I then put each bottle in a bag of canvass or coarse linen cloth, made for the purpose, sufficiently large to wrap up the whole of the bottle up to the very cork. These bags are made in the shape of a muff, open alike at both ends: one of these ends is drawn with a string running in a gutter, leaving an opening of about the width of a crown piece; the other end is provided with a couple of small strings, in order to tye the bag round the neck of the bottle.
By means of these bags, I can dispense with the use of hay or straw in packing up the bottles in the water-bath; and, whenever any one of them breaks, the fragments are preserved in the bag. I am spared a great deal of trouble and a number of inconveniences which I had formerly to sustain, in picking up the pieces of the bottle out of the straw or hay I then made use of.
After having spoken of bottles, their form and quality; of stoppers, and the length of the fine cork of which they ought to be composed; of the corking and tying; of bags, their form and utility; I proceed to give an idea of vessels with large necks, that is, glass jars, which I make use of for preserving solid and bulky substances, such as poultry, game, meat, fish, &c.
These jars have necks of two, three, or four inches diameter, and are of a larger or small size; like bottles, they are furnished with a projecting rim, not only in order to strengthen the neck, but also for receiving the iron wire destined to bind the corks. I have not yet been able to procure from the glass-houses a similar projecting rim in the interior of the neck of these jars, as I have in that of the bottles. The completely corking up these vessels, is, from this circumstance, rendered more difficult, and demands especial care.
I met with another obstacle in the cork itself, from its thinness (more especially when the cork was very fine), and also from its ascending pores being against the grain. I was therefore obliged to form stoppers of three or four pieces of cork, from twenty to twenty-four lines in length, placed together the way of the grain, the pores of the cork being placed horizontally, by means of isinglass prepared in the following manner.

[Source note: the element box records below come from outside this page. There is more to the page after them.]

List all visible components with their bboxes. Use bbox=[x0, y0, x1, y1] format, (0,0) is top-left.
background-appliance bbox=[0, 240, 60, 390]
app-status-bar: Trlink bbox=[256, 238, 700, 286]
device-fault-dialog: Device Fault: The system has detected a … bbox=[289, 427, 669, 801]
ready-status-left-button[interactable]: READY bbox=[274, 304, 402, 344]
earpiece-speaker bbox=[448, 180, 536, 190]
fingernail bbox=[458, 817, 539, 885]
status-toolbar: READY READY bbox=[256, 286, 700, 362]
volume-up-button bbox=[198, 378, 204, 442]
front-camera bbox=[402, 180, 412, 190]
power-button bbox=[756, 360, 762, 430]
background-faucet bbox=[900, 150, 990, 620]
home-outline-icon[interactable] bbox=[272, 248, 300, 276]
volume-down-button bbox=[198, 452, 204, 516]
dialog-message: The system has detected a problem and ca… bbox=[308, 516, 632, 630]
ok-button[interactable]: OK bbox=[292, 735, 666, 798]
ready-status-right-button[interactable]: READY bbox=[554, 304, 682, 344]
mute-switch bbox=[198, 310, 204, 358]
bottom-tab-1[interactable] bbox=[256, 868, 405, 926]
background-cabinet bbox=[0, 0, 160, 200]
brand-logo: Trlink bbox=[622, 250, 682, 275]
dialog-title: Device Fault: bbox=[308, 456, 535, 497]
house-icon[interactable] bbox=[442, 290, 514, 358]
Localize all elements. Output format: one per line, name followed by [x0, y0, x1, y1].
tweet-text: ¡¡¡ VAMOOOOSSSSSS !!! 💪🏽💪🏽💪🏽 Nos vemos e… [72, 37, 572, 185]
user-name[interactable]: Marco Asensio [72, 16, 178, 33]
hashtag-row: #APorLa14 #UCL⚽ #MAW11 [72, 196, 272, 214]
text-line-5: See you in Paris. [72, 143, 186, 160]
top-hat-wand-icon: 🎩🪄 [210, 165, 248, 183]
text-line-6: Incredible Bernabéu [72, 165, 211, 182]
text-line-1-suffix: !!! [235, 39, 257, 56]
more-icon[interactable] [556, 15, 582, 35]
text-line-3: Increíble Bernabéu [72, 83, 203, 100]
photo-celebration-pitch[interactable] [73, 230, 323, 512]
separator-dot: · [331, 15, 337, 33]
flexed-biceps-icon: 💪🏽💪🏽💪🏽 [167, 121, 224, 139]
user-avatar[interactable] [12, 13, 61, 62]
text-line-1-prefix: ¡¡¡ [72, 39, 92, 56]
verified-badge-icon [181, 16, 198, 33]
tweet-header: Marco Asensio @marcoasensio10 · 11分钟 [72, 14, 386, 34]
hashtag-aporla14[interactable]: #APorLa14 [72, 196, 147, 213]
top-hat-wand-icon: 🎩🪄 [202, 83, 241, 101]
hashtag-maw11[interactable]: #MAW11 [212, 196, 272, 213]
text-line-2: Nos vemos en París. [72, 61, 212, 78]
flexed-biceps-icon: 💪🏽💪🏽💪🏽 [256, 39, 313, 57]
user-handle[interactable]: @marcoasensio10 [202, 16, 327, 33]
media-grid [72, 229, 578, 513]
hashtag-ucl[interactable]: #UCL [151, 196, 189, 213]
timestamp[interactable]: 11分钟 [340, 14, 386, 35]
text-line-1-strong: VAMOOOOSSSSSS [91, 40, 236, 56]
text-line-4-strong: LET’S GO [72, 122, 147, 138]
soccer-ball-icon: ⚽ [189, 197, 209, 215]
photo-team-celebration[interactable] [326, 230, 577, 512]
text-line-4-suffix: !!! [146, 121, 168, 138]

I melted over the fire four drams of well beaten isinglass, in eight ounces of water: when melted, I caused it to run through fine linen; and then put it again over the fire in order to reduce it to one third of its volume. After which I added an ounce of good full-proof brandy. I then left the whole on the fire till it became reduced to about three ounces. I then put the glue thus prepared in a little pot over live coals, and took care to warm my pieces of cork. I then slightly smeared over the pieces of cork with a brush, in order to glue them together. When the pieces composing the stopper were well fixed and glued together, I then fixed a tight thread to the two extremities of the stopper, in order to keep the pieces together, and let them dry, either in the sun or in a gentle heat for about a fortnight. At the end of this time I took a cork-maker’s knife and cut my stoppers of a proper shape; and having always fitted them to the mouth of the jar, they have never proved defective.